Ik vang de tube en onderzoek hem aandachtig terwijl ik hem tussen mijn duim en wijsvinger laat ronddraaien. Het is een bekend cosmeticamerk en komt uit een winkel waar ik ook vaak naartoe ga. Toch begrijp ik niet hoe dat kan.

‘Voor het geval je het vergeten bent: de uitvoering van het toneelstuk is morgenavond en ik kan dit soort extra stress en gedoe missen als kiespijn. Dus als je het niet erg vindt…’ Hij houdt zijn hand op met de palm naar boven, tot ik hem de zalf teruggeef en hij weer terug kan naar zijn les.

Maar zo snel wil ik de tube nog niet afstaan. Ik zoek nog een keer goed naar een piepklein gaatje van een naald of iets anders. Ik moet kunnen bewijzen dat er met de inhoud geknoeid is, dat het zalfje niet is wat het lijkt.

‘Vanmiddag tijdens de lunch merkte ik dat jij en Damen niet meer zo klef doen de hele tijd. Ik wilde je bijna een high five geven, maar nu lijkt het erop alsof er iets veel ergers voor in de plaats is gekomen. Waar ben je mee bezig, Ever? Schroef het dopje eraf en neem wat zalf of geef me die tube terug.’

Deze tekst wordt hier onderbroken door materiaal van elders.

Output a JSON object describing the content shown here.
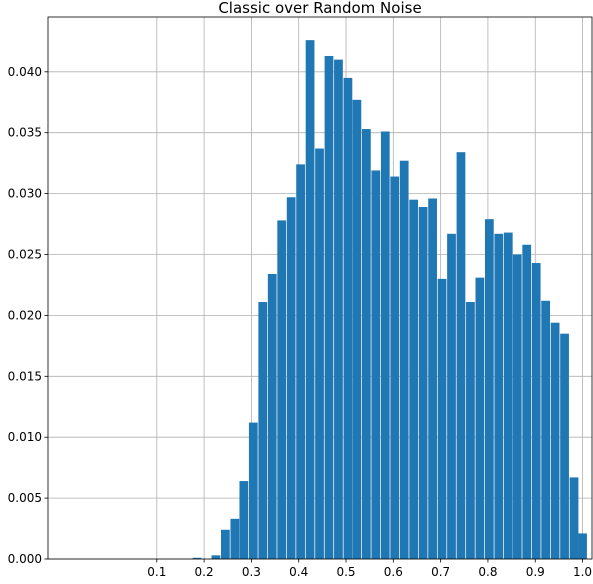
{
  "chart_data": {
    "type": "bar",
    "title": "Classic over Random Noise",
    "xlabel": "",
    "ylabel": "",
    "xlim": [
      -0.13,
      1.02
    ],
    "ylim": [
      0,
      0.0445
    ],
    "grid": true,
    "bar_color": "#1f77b4",
    "bar_width": 0.0185,
    "x_ticks": [
      {
        "value": 0.1,
        "label": "0.1"
      },
      {
        "value": 0.2,
        "label": "0.2"
      },
      {
        "value": 0.3,
        "label": "0.3"
      },
      {
        "value": 0.4,
        "label": "0.4"
      },
      {
        "value": 0.5,
        "label": "0.5"
      },
      {
        "value": 0.6,
        "label": "0.6"
      },
      {
        "value": 0.7,
        "label": "0.7"
      },
      {
        "value": 0.8,
        "label": "0.8"
      },
      {
        "value": 0.9,
        "label": "0.9"
      },
      {
        "value": 1.0,
        "label": "1.0"
      }
    ],
    "y_ticks": [
      {
        "value": 0,
        "label": "0.000"
      },
      {
        "value": 0.005,
        "label": "0.005"
      },
      {
        "value": 0.01,
        "label": "0.010"
      },
      {
        "value": 0.015,
        "label": "0.015"
      },
      {
        "value": 0.02,
        "label": "0.020"
      },
      {
        "value": 0.025,
        "label": "0.025"
      },
      {
        "value": 0.03,
        "label": "0.030"
      },
      {
        "value": 0.035,
        "label": "0.035"
      },
      {
        "value": 0.04,
        "label": "0.040"
      }
    ],
    "x": [
      0.185,
      0.225,
      0.245,
      0.265,
      0.284,
      0.304,
      0.324,
      0.344,
      0.364,
      0.384,
      0.404,
      0.424,
      0.444,
      0.464,
      0.484,
      0.504,
      0.523,
      0.543,
      0.563,
      0.583,
      0.603,
      0.623,
      0.643,
      0.663,
      0.683,
      0.703,
      0.723,
      0.743,
      0.763,
      0.783,
      0.803,
      0.823,
      0.843,
      0.862,
      0.882,
      0.902,
      0.922,
      0.942,
      0.962,
      0.982,
      1.0
    ],
    "values": [
      0.0001,
      0.0003,
      0.0024,
      0.0033,
      0.0064,
      0.0112,
      0.0211,
      0.0234,
      0.0278,
      0.0297,
      0.0324,
      0.0426,
      0.0337,
      0.0413,
      0.041,
      0.0395,
      0.0377,
      0.0353,
      0.0319,
      0.0351,
      0.0314,
      0.0327,
      0.0295,
      0.0289,
      0.0296,
      0.023,
      0.0267,
      0.0334,
      0.0211,
      0.0231,
      0.0279,
      0.0267,
      0.0268,
      0.025,
      0.0258,
      0.0243,
      0.0212,
      0.0194,
      0.0185,
      0.0067,
      0.0021
    ]
  }
}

Dat doe ik niet meteen. Eerst klem ik de tube in mijn handpalm en probeer de energie van het voorwerp te ‘lezen’. Maar het is gewoon een tubetje met zalf. Alleen werkt deze toevallig wel.

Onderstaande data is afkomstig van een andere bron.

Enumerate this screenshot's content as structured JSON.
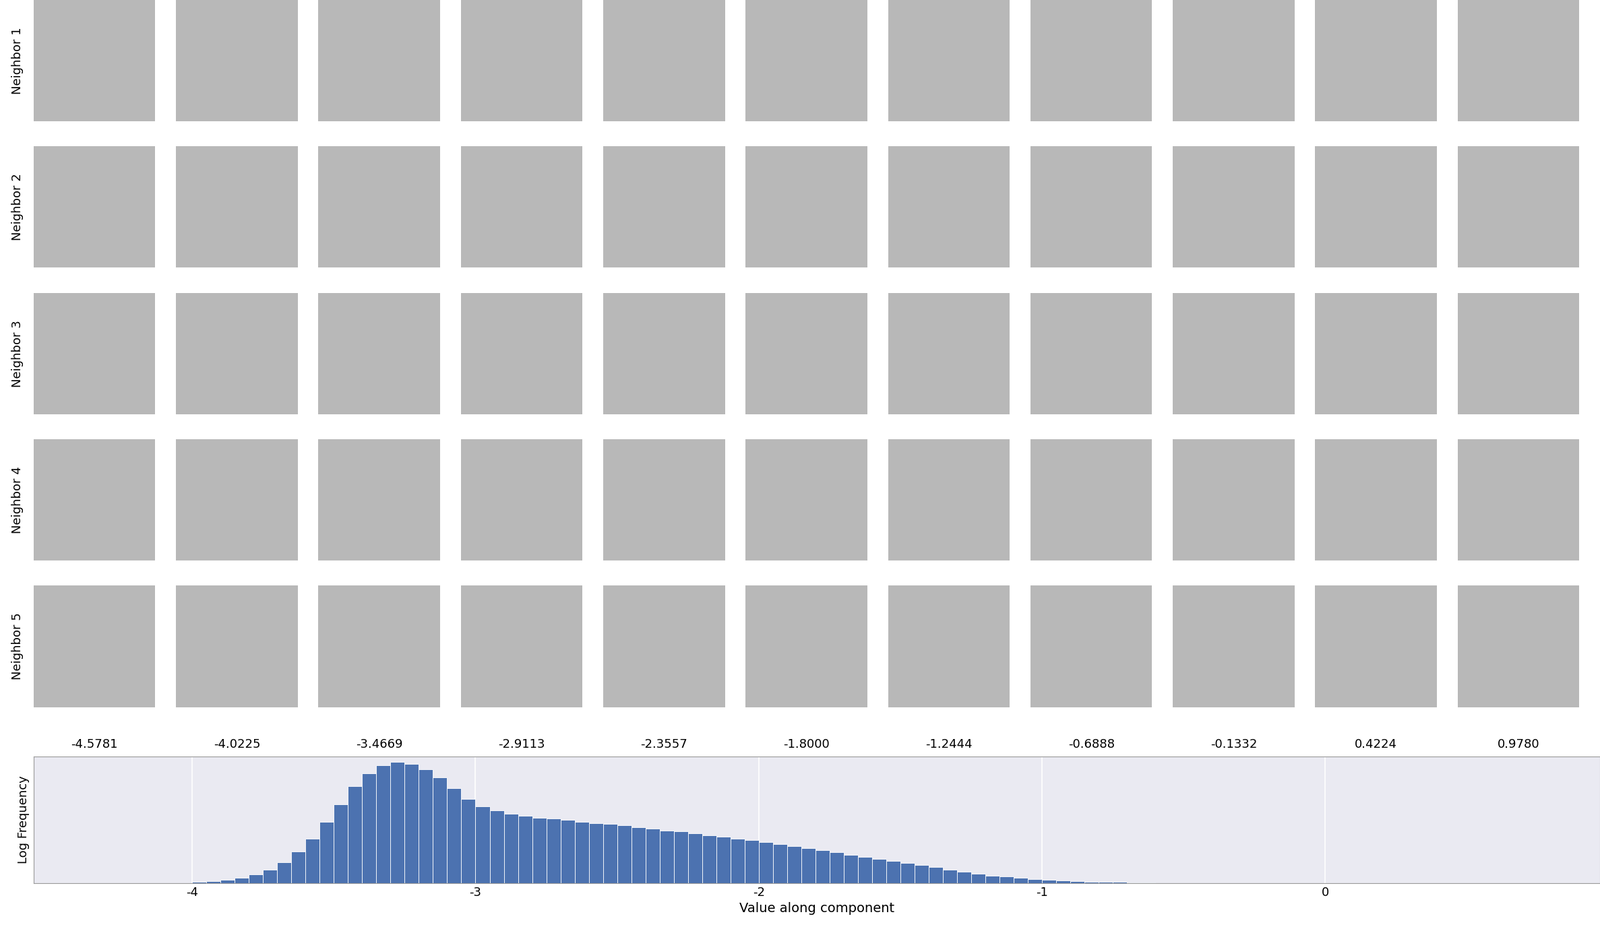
{
  "neighbors": {
    "row_labels": [
      "Neighbor 1",
      "Neighbor 2",
      "Neighbor 3",
      "Neighbor 4",
      "Neighbor 5"
    ],
    "column_labels": [
      "-4.5781",
      "-4.0225",
      "-3.4669",
      "-2.9113",
      "-2.3557",
      "-1.8000",
      "-1.2444",
      "-0.6888",
      "-0.1332",
      "0.4224",
      "0.9780"
    ]
  },
  "chart_data": {
    "type": "histogram",
    "xlabel": "Value along component",
    "ylabel": "Log Frequency",
    "bins": [
      -4.0,
      -3.95,
      -3.9,
      -3.85,
      -3.8,
      -3.75,
      -3.7,
      -3.65,
      -3.6,
      -3.55,
      -3.5,
      -3.45,
      -3.4,
      -3.35,
      -3.3,
      -3.25,
      -3.2,
      -3.15,
      -3.1,
      -3.05,
      -3.0,
      -2.95,
      -2.9,
      -2.85,
      -2.8,
      -2.75,
      -2.7,
      -2.65,
      -2.6,
      -2.55,
      -2.5,
      -2.45,
      -2.4,
      -2.35,
      -2.3,
      -2.25,
      -2.2,
      -2.15,
      -2.1,
      -2.05,
      -2.0,
      -1.95,
      -1.9,
      -1.85,
      -1.8,
      -1.75,
      -1.7,
      -1.65,
      -1.6,
      -1.55,
      -1.5,
      -1.45,
      -1.4,
      -1.35,
      -1.3,
      -1.25,
      -1.2,
      -1.15,
      -1.1,
      -1.05,
      -1.0,
      -0.95,
      -0.9,
      -0.85,
      -0.8,
      -0.75,
      -0.7,
      -0.65,
      -0.6
    ],
    "values": [
      1,
      2,
      3,
      5,
      8,
      13,
      20,
      30,
      42,
      58,
      75,
      92,
      104,
      112,
      115,
      113,
      108,
      100,
      90,
      80,
      73,
      69,
      66,
      64,
      62,
      61,
      60,
      58,
      57,
      56,
      55,
      53,
      52,
      50,
      49,
      47,
      45,
      44,
      42,
      41,
      39,
      37,
      35,
      33,
      31,
      29,
      27,
      25,
      23,
      21,
      19,
      17,
      15,
      13,
      11,
      9,
      7,
      6,
      5,
      4,
      3,
      2.5,
      2,
      1.5,
      1.2,
      1,
      0.7,
      0.5
    ],
    "color": "#4c72b0",
    "xlim": [
      -4.56,
      0.97
    ],
    "xticks": [
      -4,
      -3,
      -2,
      -1,
      0
    ],
    "ylim": [
      0,
      120
    ],
    "grid": true,
    "tick_labels": "x"
  }
}
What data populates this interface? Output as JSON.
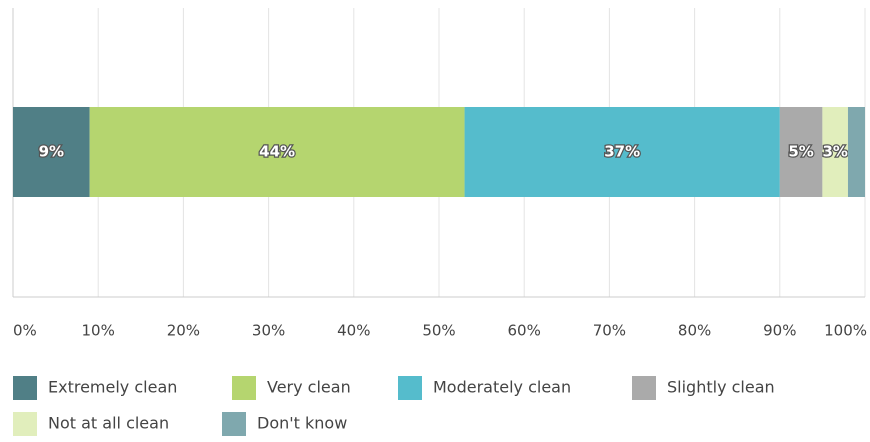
{
  "chart_data": {
    "type": "stacked-bar-horizontal",
    "categories": [
      null
    ],
    "series": [
      {
        "name": "Extremely clean",
        "color": "#507f86",
        "values": [
          9
        ],
        "value_labels": [
          "9%"
        ]
      },
      {
        "name": "Very clean",
        "color": "#b5d56f",
        "values": [
          44
        ],
        "value_labels": [
          "44%"
        ]
      },
      {
        "name": "Moderately clean",
        "color": "#55bccc",
        "values": [
          37
        ],
        "value_labels": [
          "37%"
        ]
      },
      {
        "name": "Slightly clean",
        "color": "#aaaaaa",
        "values": [
          5
        ],
        "value_labels": [
          "5%"
        ]
      },
      {
        "name": "Not at all clean",
        "color": "#e1eebc",
        "values": [
          3
        ],
        "value_labels": [
          "3%"
        ]
      },
      {
        "name": "Don't know",
        "color": "#7fa8ae",
        "values": [
          2
        ]
      }
    ],
    "xlim": [
      0,
      100
    ],
    "xticks": [
      {
        "value": 0,
        "label": "0%"
      },
      {
        "value": 10,
        "label": "10%"
      },
      {
        "value": 20,
        "label": "20%"
      },
      {
        "value": 30,
        "label": "30%"
      },
      {
        "value": 40,
        "label": "40%"
      },
      {
        "value": 50,
        "label": "50%"
      },
      {
        "value": 60,
        "label": "60%"
      },
      {
        "value": 70,
        "label": "70%"
      },
      {
        "value": 80,
        "label": "80%"
      },
      {
        "value": 90,
        "label": "90%"
      },
      {
        "value": 100,
        "label": "100%"
      }
    ],
    "grid": true,
    "legend": "bottom"
  }
}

‘Zijn we nou klaar?’ Hij kijkt me fronsend aan.

Ik trek mijn schouders op en geef hem de zalf terug. Dat ik me kapot schaam is nog zachtjes uitgedrukt. Maar als Miles de tube in zijn zak stopt en naar de deur loopt, hoor ik mezelf zeggen: ‘Dus het is je opgevallen?’ De woorden voelen warm en branderig in mijn keel.

‘Wat is me opgevallen?’ Hij blijft geërgerd staan.

‘Dat we dit keer niet meer zo… klef deden, zoals jij dat noemt?’

Miles draait zich om en slaat zijn ogen naar het plafond voor hij me met een overdreven zucht aankijkt. ‘Ja, dat heb ik gemerkt, ja. Ik dacht dat het kwam omdat je mijn dreigement serieus nam.’

Ik kijk hem aan.

‘Vanochtend, toen ik zei dat Haven en ik niet meer met jullie willen praten tot jullie ophouden met dat plakkerige…’ Hij schudt zijn hoofd. ‘Wat maakt het ook uit. Mag ik nu alsjeblieft weer naar binnen?’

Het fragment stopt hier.